Il y a aussi une profusion parfois vertigineuse de musique, des nouveaux groupes, de nouveaux disques auquel les gens ont accès, chaque jour. C’est selon vous une bonne chose ?
La technologie est accessible, et de plus en plus de gens veulent faire de la musique : on ne peut rien y faire, on n’a pas à lutter contre la volonté humaine, c’est une liberté qu’on ne peut pas enlever aux gens. Mais le résultat est qu’il est plus difficile pour quiconque de surnager dans une telle masse.
Alex : Ca me plonge dans la réflexion de la poule et de l’œuf. Il y a beaucoup de bons groupes, mais il y a finalement assez peu de grands groupes. Est-ce que c’est parce que notre société ne produits plus ces grands groupes, ces vraies icônes ? Ou est-ce le résultat de la transformation des canaux de diffusion, qui auparavant choisissaient pour nous tous ce qui allait devenir des grands groupes ? Je ne sais pas.
Victoria : La question est intéressante, et épineuse. Le temps est irréversible. Il n’y aura peut-être plus jamais un autre Velvet Underground.

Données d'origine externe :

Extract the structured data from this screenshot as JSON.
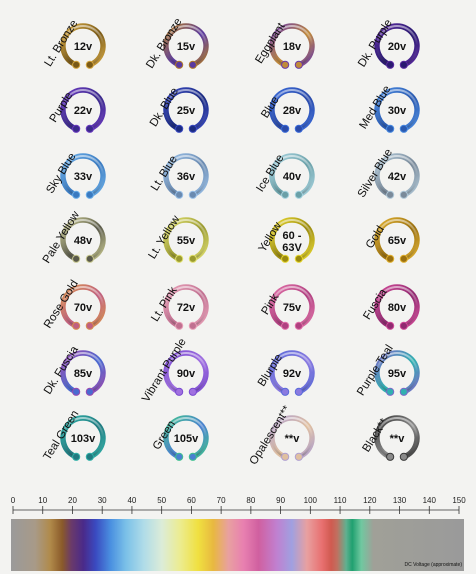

Mais ce n’est pas grave, c’est normal : nous avons eu le Velvet Underground, nous ne pouvons pas être nos parents. Nous ne pouvons pas nous accrocher en permanence à l’idée que c’est ce qu’il s’est fait de mieux, et qu’il n’y aura jamais plus rien d’au moins aussi bien.

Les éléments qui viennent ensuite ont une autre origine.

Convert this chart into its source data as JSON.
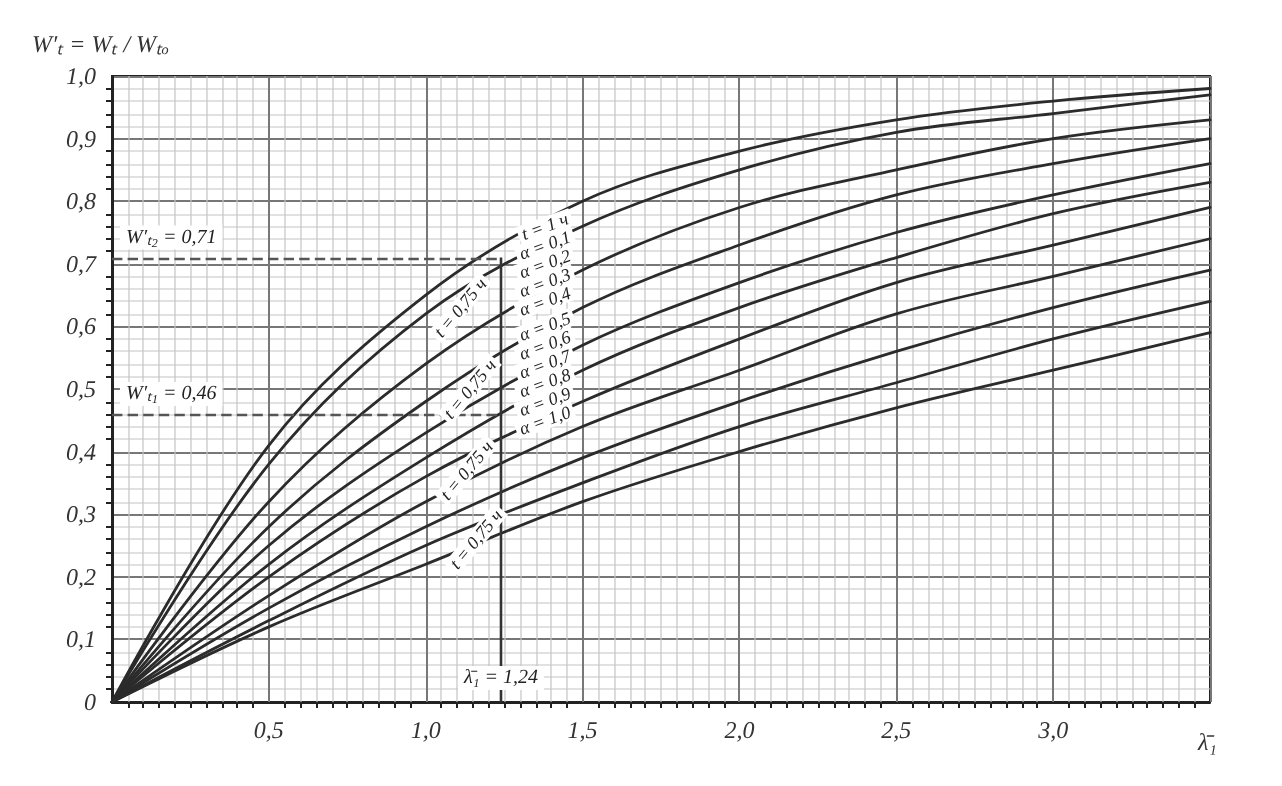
{
  "chart_data": {
    "type": "line",
    "ylabel": "W′ₜ = Wₜ / Wₜₒ",
    "xlabel": "λ̄₁",
    "x": [
      0,
      0.5,
      1,
      1.5,
      2,
      2.5,
      3,
      3.5
    ],
    "series": [
      {
        "color": "#2b2b2b",
        "values": [
          0,
          0.41,
          0.65,
          0.8,
          0.88,
          0.93,
          0.96,
          0.98
        ]
      },
      {
        "color": "#2b2b2b",
        "values": [
          0,
          0.38,
          0.62,
          0.76,
          0.85,
          0.91,
          0.94,
          0.97
        ]
      },
      {
        "color": "#2b2b2b",
        "values": [
          0,
          0.32,
          0.54,
          0.69,
          0.79,
          0.85,
          0.9,
          0.93
        ]
      },
      {
        "color": "#2b2b2b",
        "values": [
          0,
          0.28,
          0.48,
          0.63,
          0.73,
          0.81,
          0.86,
          0.9
        ]
      },
      {
        "color": "#2b2b2b",
        "values": [
          0,
          0.25,
          0.43,
          0.57,
          0.67,
          0.75,
          0.81,
          0.86
        ]
      },
      {
        "color": "#2b2b2b",
        "values": [
          0,
          0.22,
          0.39,
          0.53,
          0.63,
          0.71,
          0.78,
          0.83
        ]
      },
      {
        "color": "#2b2b2b",
        "values": [
          0,
          0.2,
          0.36,
          0.48,
          0.58,
          0.67,
          0.73,
          0.79
        ]
      },
      {
        "color": "#2b2b2b",
        "values": [
          0,
          0.17,
          0.32,
          0.44,
          0.53,
          0.62,
          0.68,
          0.74
        ]
      },
      {
        "color": "#2b2b2b",
        "values": [
          0,
          0.15,
          0.28,
          0.39,
          0.48,
          0.56,
          0.63,
          0.69
        ]
      },
      {
        "color": "#2b2b2b",
        "values": [
          0,
          0.13,
          0.25,
          0.35,
          0.44,
          0.51,
          0.58,
          0.64
        ]
      },
      {
        "color": "#2b2b2b",
        "values": [
          0,
          0.12,
          0.22,
          0.32,
          0.4,
          0.47,
          0.53,
          0.59
        ]
      }
    ],
    "xlim": [
      0,
      3.5
    ],
    "ylim": [
      0,
      1
    ],
    "xticks": [
      {
        "value": 0.5,
        "label": "0,5"
      },
      {
        "value": 1,
        "label": "1,0"
      },
      {
        "value": 1.5,
        "label": "1,5"
      },
      {
        "value": 2,
        "label": "2,0"
      },
      {
        "value": 2.5,
        "label": "2,5"
      },
      {
        "value": 3,
        "label": "3,0"
      }
    ],
    "yticks": [
      0,
      {
        "value": 0.1,
        "label": "0,1"
      },
      {
        "value": 0.2,
        "label": "0,2"
      },
      {
        "value": 0.3,
        "label": "0,3"
      },
      {
        "value": 0.4,
        "label": "0,4"
      },
      {
        "value": 0.5,
        "label": "0,5"
      },
      {
        "value": 0.6,
        "label": "0,6"
      },
      {
        "value": 0.7,
        "label": "0,7"
      },
      {
        "value": 0.8,
        "label": "0,8"
      },
      {
        "value": 0.9,
        "label": "0,9"
      },
      {
        "value": 1,
        "label": "1,0"
      }
    ],
    "grid": true,
    "marker": "none",
    "line_style": "solid",
    "ref_lines": [
      {
        "axis": "y",
        "value": 0.71,
        "label": "W′ₜ₂ = 0,71",
        "line_style": "dashed",
        "color": "#555555"
      },
      {
        "axis": "y",
        "value": 0.46,
        "label": "W′ₜ₁ = 0,46",
        "line_style": "dashed",
        "color": "#555555"
      },
      {
        "axis": "x",
        "value": 1.24,
        "label": "λ̄₁ = 1,24",
        "line_style": "solid",
        "color": "#333333"
      }
    ],
    "annotations": [
      {
        "text": "t = 1 ч",
        "x": 1.38,
        "y": 0.76
      },
      {
        "text": "α = 0,1",
        "x": 1.38,
        "y": 0.73
      },
      {
        "text": "α = 0,2",
        "x": 1.38,
        "y": 0.7
      },
      {
        "text": "α = 0,3",
        "x": 1.38,
        "y": 0.67
      },
      {
        "text": "α = 0,4",
        "x": 1.38,
        "y": 0.64
      },
      {
        "text": "α = 0,5",
        "x": 1.38,
        "y": 0.6
      },
      {
        "text": "α = 0,6",
        "x": 1.38,
        "y": 0.57
      },
      {
        "text": "α = 0,7",
        "x": 1.38,
        "y": 0.54
      },
      {
        "text": "α = 0,8",
        "x": 1.38,
        "y": 0.51
      },
      {
        "text": "α = 0,9",
        "x": 1.38,
        "y": 0.48
      },
      {
        "text": "α = 1,0",
        "x": 1.38,
        "y": 0.45
      },
      {
        "text": "t = 0,75 ч",
        "x": 1.11,
        "y": 0.63
      },
      {
        "text": "t = 0,75 ч",
        "x": 1.14,
        "y": 0.5
      },
      {
        "text": "t = 0,75 ч",
        "x": 1.13,
        "y": 0.37
      },
      {
        "text": "t = 0,75 ч",
        "x": 1.16,
        "y": 0.26
      }
    ]
  }
}
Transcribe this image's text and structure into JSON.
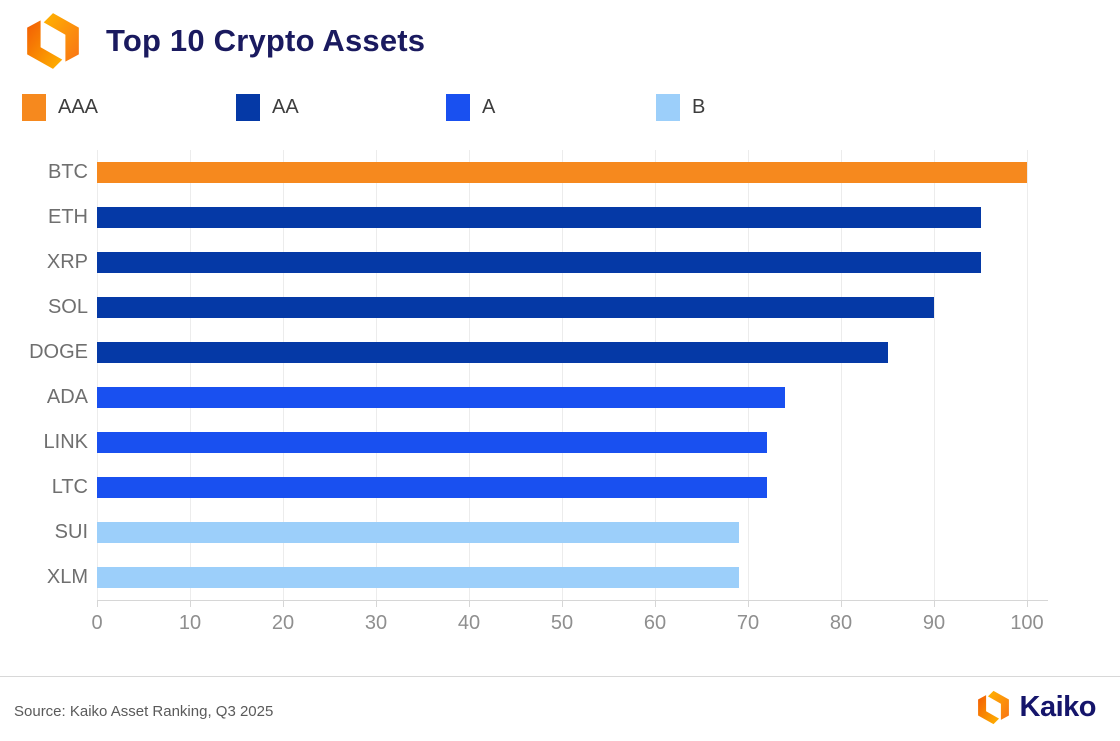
{
  "header": {
    "title": "Top 10 Crypto Assets",
    "logo_icon": "kaiko-hex-mark"
  },
  "legend": {
    "items": [
      {
        "label": "AAA",
        "color": "#F6891E"
      },
      {
        "label": "AA",
        "color": "#0539A6"
      },
      {
        "label": "A",
        "color": "#1950F0"
      },
      {
        "label": "B",
        "color": "#9CCFFA"
      }
    ]
  },
  "chart_data": {
    "type": "bar",
    "orientation": "horizontal",
    "title": "Top 10 Crypto Assets",
    "categories": [
      "BTC",
      "ETH",
      "XRP",
      "SOL",
      "DOGE",
      "ADA",
      "LINK",
      "LTC",
      "SUI",
      "XLM"
    ],
    "values": [
      100,
      95,
      95,
      90,
      85,
      74,
      72,
      72,
      69,
      69
    ],
    "ratings": [
      "AAA",
      "AA",
      "AA",
      "AA",
      "AA",
      "A",
      "A",
      "A",
      "B",
      "B"
    ],
    "rating_colors": {
      "AAA": "#F6891E",
      "AA": "#0539A6",
      "A": "#1950F0",
      "B": "#9CCFFA"
    },
    "xlabel": "",
    "ylabel": "",
    "xticks": [
      0,
      10,
      20,
      30,
      40,
      50,
      60,
      70,
      80,
      90,
      100
    ],
    "xlim": [
      0,
      105
    ],
    "grid": "vertical-only",
    "legend_position": "top"
  },
  "footer": {
    "source": "Source: Kaiko Asset Ranking, Q3 2025",
    "brand": "Kaiko"
  }
}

Vous croyez toujours à l’idée de progrès ?
Alex : Je crois que les genres et avancées, en musique, ne sont que des mirages. Depuis toujours, il existe des grands songwriters et c’est au final tout ce qui compte : la chanson, toujours, est au centre de ce qui est grand et manque à ce qui ne l’est pas. On peut s’exciter pour une nouvelle sonorité, un nouveau style, le trouver nouveau et frais, mais s’il n’y a pas de bonne chanson derrière, ça ne mène à rien. Et il reste de grandes choses à faire : il n’y a pas de limite au nombre de grandes chansons que l’on peut écrire. La seule chose qui changera sera leur son. Le progrès, en ce sens, est simplement le passage du temps : il apparaîtra toujours de nouveaux grands songwriters, de nouveaux Brahms, de nouveaux Hank Williams, d’autre Bach, Daniel Johnston ou Arthur Russel. J’ai adoré, ces dernières années, certaines chansons d’Ariel Pink, de Jessica Pratt par exemple. Ou de Cass McCombs –County Line est peut-être l’une des plus belles chansons de ces 10 dernières années. Il y a encore beaucoup de grands songwriters, heureusement. La manière dont le monde tourne, dont les gens consomment la musique peut changer, mais il restera toujours des grandes chansons et des gens pour les écrire.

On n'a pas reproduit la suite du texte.